Bon, ne cherchez pas à ces quelques réflexions la moindre justification scientifique, il est même probable que je me planterai sur les âges du magdalénien, solutréen et autre moustérien, et que je confondrai les dates du mésolithique avec le paléolithique inférieur. M'en fiche ! On n'est pas des encyclopédies et d'ailleurs  ça change tout le temps, la date, la durée, la recherche et la profondeur des excavations d'où l'on extrait le succédané de notre lointain passé.

Le principal est de savoir que ça existe. 

D'abord. Faire la nique aux créationnistes (ceux qui croient que le monde a 6000 ans et qu'il a été bâti en 6 jours), aux racistes (ceux qui refusent l'unicité de la race humaine dont les caractères secondaires de couleur et de texture n'engendrent pas une différentiation de l'ADN) ... enfin la pige également à ceux des scientifiques qui se fichent pas mal que leurs découvertes ne servent pas la vérité ou l'éthique, mais plus souvent le profit ou la bagarre... peut être est ce pour cette raison que la facilité nous est confisquée de comprendre et de partager simplement. 

Pourtant je me suis réjouie en voyant au musée des Eyzies, ou au centre de ressources de la préhistoire, la foule se presser pour faire connaissance avec les derniers avancements de la recherche en ce domaine. C'est foutoir et ardu, mais on s'accroche et on y est. Braves gens que nous sommes à chercher les réponses, à vouloir se surprendre, s'étonner et réfléchir. A faire les curieux dans le giron du temps. A prendre le vertige.

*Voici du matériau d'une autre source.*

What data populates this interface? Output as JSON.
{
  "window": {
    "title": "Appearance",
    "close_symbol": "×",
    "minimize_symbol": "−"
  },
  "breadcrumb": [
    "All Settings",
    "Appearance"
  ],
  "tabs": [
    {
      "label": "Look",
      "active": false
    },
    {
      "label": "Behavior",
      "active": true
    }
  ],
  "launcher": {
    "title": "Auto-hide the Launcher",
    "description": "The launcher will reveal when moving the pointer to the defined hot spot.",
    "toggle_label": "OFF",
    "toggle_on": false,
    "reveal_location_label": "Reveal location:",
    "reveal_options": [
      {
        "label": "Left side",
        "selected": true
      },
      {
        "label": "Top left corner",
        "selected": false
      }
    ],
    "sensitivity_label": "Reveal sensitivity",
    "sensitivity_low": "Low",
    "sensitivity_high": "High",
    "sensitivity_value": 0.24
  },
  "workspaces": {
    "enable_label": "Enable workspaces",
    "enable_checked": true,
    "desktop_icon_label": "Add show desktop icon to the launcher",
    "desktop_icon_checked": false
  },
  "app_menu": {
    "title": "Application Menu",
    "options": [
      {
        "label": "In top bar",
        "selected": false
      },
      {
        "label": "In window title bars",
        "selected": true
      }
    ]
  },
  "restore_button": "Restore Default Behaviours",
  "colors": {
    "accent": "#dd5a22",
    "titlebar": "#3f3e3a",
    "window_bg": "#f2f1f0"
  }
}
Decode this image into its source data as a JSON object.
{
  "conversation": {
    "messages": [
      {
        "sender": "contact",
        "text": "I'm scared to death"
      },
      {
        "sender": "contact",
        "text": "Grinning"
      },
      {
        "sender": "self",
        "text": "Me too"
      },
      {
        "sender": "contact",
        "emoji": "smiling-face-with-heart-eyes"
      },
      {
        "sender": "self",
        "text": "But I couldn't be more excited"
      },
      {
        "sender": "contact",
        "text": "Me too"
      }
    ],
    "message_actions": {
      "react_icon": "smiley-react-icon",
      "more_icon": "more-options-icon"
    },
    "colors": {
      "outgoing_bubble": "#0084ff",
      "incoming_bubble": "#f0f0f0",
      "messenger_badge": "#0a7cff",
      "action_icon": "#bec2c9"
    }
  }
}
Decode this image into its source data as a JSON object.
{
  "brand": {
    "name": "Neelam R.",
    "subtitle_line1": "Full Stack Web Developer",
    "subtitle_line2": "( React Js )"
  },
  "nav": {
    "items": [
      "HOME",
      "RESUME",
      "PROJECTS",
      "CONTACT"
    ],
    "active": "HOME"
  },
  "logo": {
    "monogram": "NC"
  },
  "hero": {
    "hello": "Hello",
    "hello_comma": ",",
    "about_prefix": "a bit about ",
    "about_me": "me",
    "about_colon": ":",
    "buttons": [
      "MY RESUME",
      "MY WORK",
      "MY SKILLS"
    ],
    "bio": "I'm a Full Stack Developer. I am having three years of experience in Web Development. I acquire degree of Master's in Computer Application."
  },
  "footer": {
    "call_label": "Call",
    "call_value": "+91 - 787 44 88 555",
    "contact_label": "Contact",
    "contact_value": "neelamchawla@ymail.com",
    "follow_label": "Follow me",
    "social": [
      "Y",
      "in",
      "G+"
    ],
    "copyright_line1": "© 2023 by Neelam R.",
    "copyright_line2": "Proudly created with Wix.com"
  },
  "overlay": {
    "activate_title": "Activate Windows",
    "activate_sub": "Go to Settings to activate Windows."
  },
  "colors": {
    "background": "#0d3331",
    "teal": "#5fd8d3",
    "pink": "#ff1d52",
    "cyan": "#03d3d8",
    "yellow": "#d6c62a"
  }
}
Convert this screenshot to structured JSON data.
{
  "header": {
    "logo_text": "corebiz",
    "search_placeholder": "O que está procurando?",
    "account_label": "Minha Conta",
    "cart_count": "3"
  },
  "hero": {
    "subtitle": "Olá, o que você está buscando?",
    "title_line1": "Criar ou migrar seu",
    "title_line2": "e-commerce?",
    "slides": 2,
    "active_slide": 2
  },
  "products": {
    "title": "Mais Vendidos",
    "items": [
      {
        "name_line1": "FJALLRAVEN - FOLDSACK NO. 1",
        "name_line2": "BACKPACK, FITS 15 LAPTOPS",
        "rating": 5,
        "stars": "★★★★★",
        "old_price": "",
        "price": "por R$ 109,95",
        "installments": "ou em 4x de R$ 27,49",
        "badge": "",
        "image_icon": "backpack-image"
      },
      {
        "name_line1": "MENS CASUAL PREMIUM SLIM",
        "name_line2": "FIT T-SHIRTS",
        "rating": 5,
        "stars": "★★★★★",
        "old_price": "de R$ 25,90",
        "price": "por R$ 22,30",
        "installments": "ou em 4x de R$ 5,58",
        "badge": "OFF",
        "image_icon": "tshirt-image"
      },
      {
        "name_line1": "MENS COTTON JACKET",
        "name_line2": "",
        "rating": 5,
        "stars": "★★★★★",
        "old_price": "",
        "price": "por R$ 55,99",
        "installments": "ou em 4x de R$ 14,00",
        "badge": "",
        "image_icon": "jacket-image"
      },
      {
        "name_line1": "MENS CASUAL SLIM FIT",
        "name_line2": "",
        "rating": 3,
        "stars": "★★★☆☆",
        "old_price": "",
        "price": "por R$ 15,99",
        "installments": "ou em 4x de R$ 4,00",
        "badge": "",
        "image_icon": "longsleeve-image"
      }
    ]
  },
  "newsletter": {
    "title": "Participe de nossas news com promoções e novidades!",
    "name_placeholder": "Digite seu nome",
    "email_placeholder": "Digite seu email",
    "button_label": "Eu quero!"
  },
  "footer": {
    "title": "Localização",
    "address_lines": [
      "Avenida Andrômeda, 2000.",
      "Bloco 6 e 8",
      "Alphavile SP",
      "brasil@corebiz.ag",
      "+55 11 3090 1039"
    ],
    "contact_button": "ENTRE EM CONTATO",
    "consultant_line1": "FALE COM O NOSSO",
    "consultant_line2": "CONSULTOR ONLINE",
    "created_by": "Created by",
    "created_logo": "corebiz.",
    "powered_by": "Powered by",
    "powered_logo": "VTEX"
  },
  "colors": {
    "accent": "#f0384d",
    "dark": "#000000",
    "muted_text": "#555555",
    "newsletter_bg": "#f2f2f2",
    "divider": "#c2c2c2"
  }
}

Le vertige pour moi, il est là, dans la vision ce continuum entre les diverses étapes de l'apparition de l'homme, et tout à coup cette idée, à peine effleurée jusque là, qu'il a existé à un moment donné (un grand moment, tout de même, qui a tenu plusieurs dizaines de milliers d'années) deux races contemporaines, cette fois, le mot est juste, deux sortes de génome pour deux types d'êtres qui avaient tout de l'humain : l'hommage aux morts, le sens de la beauté, la compétence technique, l'invention, l'organisation sociale: Homo sapiens sapiens (nous) et le brave Neandertal, disparu on ne sait où, mais dont, parait il, un petit pourcentage de nos contemporains porte quelques traces génétiques. Bon tout ça, je le disais n'a rien de scientifique... et c'est une chose que je SAVAIS.

Mais là, dans cette galerie à la blancheur toute post moderniste, explose dans ma tête un millier de questions, quand je REALISE ! bon d'accord , c'est comme si j'avais inventé l'eau chaude, mais QUAND MEME, pour moi c'est une sorte d'onde de choc.

Il est possible que cela ne fasse ni chaud ni froid à ceux qui auront eu le courage de me suivre jusque là. Il est possible que si je posais, non pas à un créationniste borné, mais à un croyant cartésien, la question de savoir si dieu a également créé Neandertal à son image (un brouillon ? un raté ? une esquisse, ou un coup de bluff ?), il me jugerait blasphématoire. Il est possible que, puisque je ne crois pas à "l'âme", je me torture inutilement pour savoir à la fin : qu'est ce qu'un homme ? et à partir de quand on le devient, on l'est devenu, on le deviendra ?

Bref, les questions habituelles.

Mais parées d'une gloire toute délicieuse, celle d'avoir ouvert une porte ou un abîme, d'avoir culbuté une brève seconde jusqu'aux confins d'un espace temps qui résonne dans mon crâne épais de sapiens pas très savante... 

Et je pense du coup à ce Neandertal dont le temps a disjoncté sur le mot fin, sans même qu'il s'en soit aperçu, peut être. Et je pense que notre fin, à nous, peut être sans bien qu'on le sache, si toutefois le monde a la force de tenir encore dix mille années, viendra à ce moment où les mutants des livres de SF seront arrivés parmi nous, et nous boufferont tout de même.

Et le progrès, pourtant, où sera-t-il ?

Je voudrais un homme nouveau qui invente la paix, la fraternité, et la justice. Etais tu meilleur, toi le disparu ? 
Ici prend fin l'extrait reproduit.